The slide in the oil and commodity prices is hurting many assets tied to the resource sector - from Australian mining shares to the Malaysian ringgit.
MSCI's broadest index of Asia-Pacific shares outside Japan fell 1.9 percent, hitting six-week lows.
U.S. stock futures (ESc1) also slipped 0.4 percent, though some market players think the fall could stem partly from disappointing sales at the start of the U.S. holiday shopping season last Friday.
European stocks are expected to fall, with Germany's DAX (.GDAX) and France's CAC40 (.FCHI) seen shedding 0.6 percent.
Gold
fell more than two percent at one point to $1,142.90 per ounce (XAU=),
its lowest level in more than three weeks, while silver was also hit,
falling more than six percent to a five-year low below $14.50 per ounce
(XAG=).
The
Swiss gold reserves proposal, had it been approved, would have compelled
the Swiss National Bank (SNB) to more than double its gold reserves and
banned it from ever selling the metal, threatening its ability to
defend a 1.20 euro cap on the Swiss franc imposed at the height of the
euro zone crisis.
The
Swiss franc dipped to 1.2042 on the euro (EURCHF=) from 1.2018 at the
end of last week, though the Swiss currency is supported by investors
who still regard it as one of the safest currencies in the world. It
last stood at 1.2040.
"The
result should of course temporarily relieve the pressure on the SNB's
currency floor, albeit whilst doing little or nothing in our opinion to
reverse the fundamental downward trajectory of EUR/CHF," said JPMorgan
analyst Paul Meggyesi.
Oil prices hit five-year
lows, unable to find a bottom despite their biggest fall in 2 1/2 years
last week after OPEC held back from cutting output in the face of a
supply glut.U.S. crude (CLc1) briefly fell more than three percent to a five-year low of $64.10 per barrel, with the fall from June exceeding 40 percent. It last stood at $64.56, down 2.4 percent.

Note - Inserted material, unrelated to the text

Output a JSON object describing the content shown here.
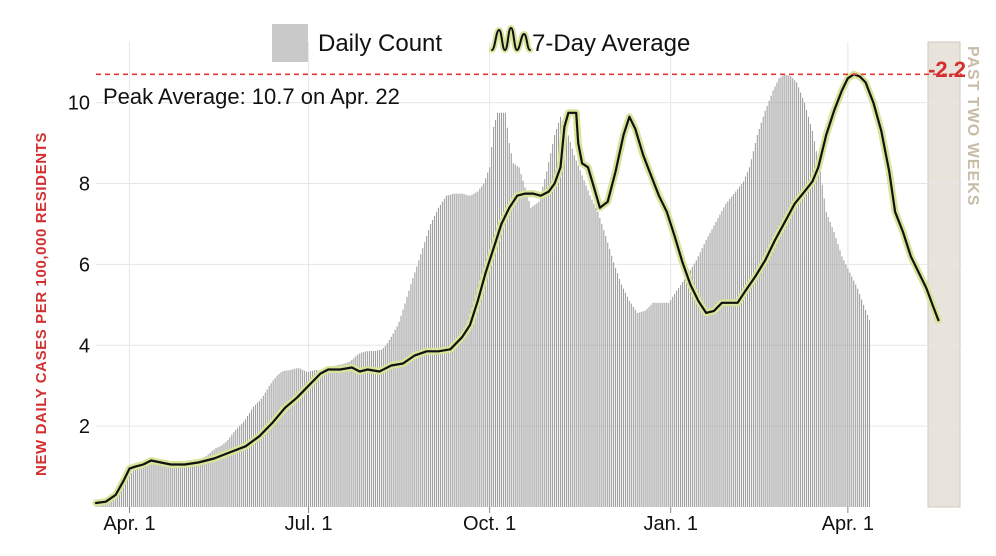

Adding fuel to the fire, Saudi Arabia's oil minister told fellow OPEC members last week that they must combat the U.S. shale oil boom.
"They
(OPEC) can get by at $60 a barrel, but that price would knock out a
fair whack of the competition – much of U.S. shale oil for example – as
well as put investment in future capacity growth firmly on the
back-burner," ANZ analysts said in a note. "They're playing the long
game, banking that others can't."
Copper
(CMCU3) also fell to as low as $6,230.75, piercing through its March
low to hit its lowest levels since mid-2010. It last stood at $6,245.50,
down 1.7 percent.
The
Australian dollar fell more than one percent to a four-year low of
$0.8417 (AUD=D4) as did the Malaysian ringgit, which fell to 3.437 to
the dollar (MYR=).
Adding
salt to commodities' wounds, Chinese official manufacturing data
suggested growth is slowing in China, demand from which has supported
commodity prices for years.
Sliding
oil and raw material prices have stirred deflation fears in the euro
zone and Japan, cementing expectations that the European Central Bank
and the Bank of Japan will take more steps to support their respective
economies.
The dollar, taking advantage of such concerns, attracted bids against the euro and yen.
The
euro (EUR=) was slightly weaker at $1.2449 after having fallen on
Friday on news that annual inflation in the euro zone cooled to a
five-year low of 0.3 percent in November.
Many traders expect the ECB may signal further action later this week to ward off deflation.
The
dollar also hit a seven-year high of 119.03 yen (JPY=) and the dollar
index (.DXY), which measures the greenback against a basket of major
currencies, rose to 88.451, a four-year high.
"Given
that the Fed is going to raise rates next year, the monetary policy
divergence should support the dollar," said Osao Iizuka, the head of FX
trading at Sumitomo Mitsui Trust Bank.
The
yen's fall and lower commodity prices helped Japanese shares, with the
Nikkei (.N225) posting 0.8 percent gains to close at seven-year high.